A heterogeneous correct answer indexer for constructing a heterogeneous distributed information source by performing a correct answer index through various correct answer indexing techniques according to a sentence of the target document or a user's question characteristic;

A multiple correct answer extractor which extracts multiple candidate correct answers that best match a user's question intent through various correct answer extraction techniques based on the heterogeneous distributed information source; And

And a correct answer manager for inferring and integrating the extracted candidate correct answers according to a user's question intention and presenting them to a user.

The language analyzer of claim 9, wherein the language analyzer comprises:

After recognizing the correct answer type for the sentence of the target document or the user's question sentence according to a predefined classification item, the syntax structure is analyzed based on the semantic meaning of each vocabulary, and the LF (Logical Form) structure is extracted according to the parse result. Multiple answer extracting device in the question and answer system, characterized in that.
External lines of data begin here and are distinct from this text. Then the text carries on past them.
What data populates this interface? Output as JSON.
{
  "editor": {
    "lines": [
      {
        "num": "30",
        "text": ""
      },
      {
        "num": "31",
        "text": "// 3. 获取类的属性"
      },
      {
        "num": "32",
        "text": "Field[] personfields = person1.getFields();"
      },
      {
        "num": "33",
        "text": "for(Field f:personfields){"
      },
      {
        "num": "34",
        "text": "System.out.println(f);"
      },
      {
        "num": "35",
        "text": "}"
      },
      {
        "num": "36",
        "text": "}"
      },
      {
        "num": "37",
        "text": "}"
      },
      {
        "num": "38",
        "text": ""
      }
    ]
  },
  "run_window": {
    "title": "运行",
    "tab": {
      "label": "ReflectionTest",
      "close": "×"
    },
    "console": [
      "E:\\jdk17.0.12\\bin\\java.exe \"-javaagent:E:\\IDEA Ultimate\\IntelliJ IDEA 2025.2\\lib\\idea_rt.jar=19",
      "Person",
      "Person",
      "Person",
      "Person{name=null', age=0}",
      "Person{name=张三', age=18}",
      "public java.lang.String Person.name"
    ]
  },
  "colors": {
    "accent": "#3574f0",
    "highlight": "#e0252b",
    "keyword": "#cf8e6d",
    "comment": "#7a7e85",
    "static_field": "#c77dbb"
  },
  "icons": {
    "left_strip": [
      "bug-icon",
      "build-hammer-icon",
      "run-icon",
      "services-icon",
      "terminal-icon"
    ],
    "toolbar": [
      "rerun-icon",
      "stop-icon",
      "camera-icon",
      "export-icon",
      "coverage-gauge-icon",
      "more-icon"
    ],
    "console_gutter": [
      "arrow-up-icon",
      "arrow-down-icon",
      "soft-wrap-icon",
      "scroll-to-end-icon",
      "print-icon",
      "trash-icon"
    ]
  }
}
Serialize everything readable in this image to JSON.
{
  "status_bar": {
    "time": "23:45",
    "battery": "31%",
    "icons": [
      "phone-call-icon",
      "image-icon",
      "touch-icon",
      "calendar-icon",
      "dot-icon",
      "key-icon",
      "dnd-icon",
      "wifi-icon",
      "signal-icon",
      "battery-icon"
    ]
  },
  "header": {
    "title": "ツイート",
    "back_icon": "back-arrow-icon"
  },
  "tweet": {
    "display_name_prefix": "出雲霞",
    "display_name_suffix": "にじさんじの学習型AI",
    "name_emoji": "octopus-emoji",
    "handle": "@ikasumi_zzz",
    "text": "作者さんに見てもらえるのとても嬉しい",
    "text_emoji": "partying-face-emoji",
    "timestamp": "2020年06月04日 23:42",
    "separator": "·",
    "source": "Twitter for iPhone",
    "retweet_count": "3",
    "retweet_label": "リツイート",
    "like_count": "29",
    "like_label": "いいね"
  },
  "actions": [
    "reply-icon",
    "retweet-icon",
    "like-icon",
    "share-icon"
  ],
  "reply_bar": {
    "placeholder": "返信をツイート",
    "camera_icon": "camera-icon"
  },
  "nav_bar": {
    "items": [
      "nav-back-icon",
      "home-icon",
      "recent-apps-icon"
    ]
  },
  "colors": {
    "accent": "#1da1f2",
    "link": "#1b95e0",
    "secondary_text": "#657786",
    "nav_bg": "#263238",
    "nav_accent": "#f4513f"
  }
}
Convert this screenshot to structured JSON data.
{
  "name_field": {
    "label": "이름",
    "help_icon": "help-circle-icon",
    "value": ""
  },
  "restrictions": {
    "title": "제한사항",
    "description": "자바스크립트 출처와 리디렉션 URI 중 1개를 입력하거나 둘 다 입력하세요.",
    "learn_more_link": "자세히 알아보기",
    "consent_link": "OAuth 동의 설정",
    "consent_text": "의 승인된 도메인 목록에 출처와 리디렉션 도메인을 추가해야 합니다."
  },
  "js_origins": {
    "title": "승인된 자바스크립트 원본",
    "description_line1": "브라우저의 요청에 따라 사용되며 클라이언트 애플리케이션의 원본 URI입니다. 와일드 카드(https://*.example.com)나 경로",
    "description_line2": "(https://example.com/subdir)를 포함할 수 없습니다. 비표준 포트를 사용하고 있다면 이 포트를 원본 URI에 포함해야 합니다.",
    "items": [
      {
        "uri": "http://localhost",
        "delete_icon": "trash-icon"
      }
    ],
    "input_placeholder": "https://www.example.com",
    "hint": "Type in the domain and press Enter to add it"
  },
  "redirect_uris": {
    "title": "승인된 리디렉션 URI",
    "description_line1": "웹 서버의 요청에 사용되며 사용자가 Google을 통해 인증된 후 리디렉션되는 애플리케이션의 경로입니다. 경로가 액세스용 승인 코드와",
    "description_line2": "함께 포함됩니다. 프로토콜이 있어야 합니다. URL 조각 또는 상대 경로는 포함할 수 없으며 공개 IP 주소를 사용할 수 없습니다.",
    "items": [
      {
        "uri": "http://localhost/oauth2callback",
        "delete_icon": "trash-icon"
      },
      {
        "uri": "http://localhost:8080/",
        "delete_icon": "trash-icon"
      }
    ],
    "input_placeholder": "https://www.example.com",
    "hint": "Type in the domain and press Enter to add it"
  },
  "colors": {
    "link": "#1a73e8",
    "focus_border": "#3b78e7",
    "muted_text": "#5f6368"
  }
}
The method of claim 9, wherein the heterogeneous correct indexer,

At least one of a pattern-based correct indexer, a statistical-based correct indexer, a short answer correct indexer, a descriptive correct indexer, and an enumerated correct indexer,

The apparatus for extracting multiple answers in a question-and-answer system according to at least one of the correct answer indexers according to the characteristics of candidate correct answers included in the sentence of the target document or the user's question sentence.

The method of claim 9, wherein the multiple correct answer extractor,

At least one of a pattern-based correct answer extractor, a statistical-based correct extractor, a short answer correct extractor, a descriptive correct extractor, and an enumerated correct extractor,

Multiple answer extraction apparatus in a question-and-answer system, characterized in that the correct answer extractor of at least one of the correct answer extractor extracts the candidate answer that best matches the user's question intent according to the user's question intent and difficulty by the multi-strategy configuration .

The method of claim 12, wherein the multi-strategy configuration,

An apparatus for extracting multiple answers in a question-and-answer system comprising a rule for selecting a correct answer extractor suitable for a user's question intent and difficulty, and an integrated rule for the multiple candidate candidates.

The correct answer manager according to claim 9 or 13,

Integrating the extracted candidate correct answers according to the type of the correct answer to the user's question by the multi-strategy configuration, then comparing and re-ranking the proposed correct answers to the user's question intention and presenting them to the user. An apparatus for extracting multiple correct answers in a question and answer system.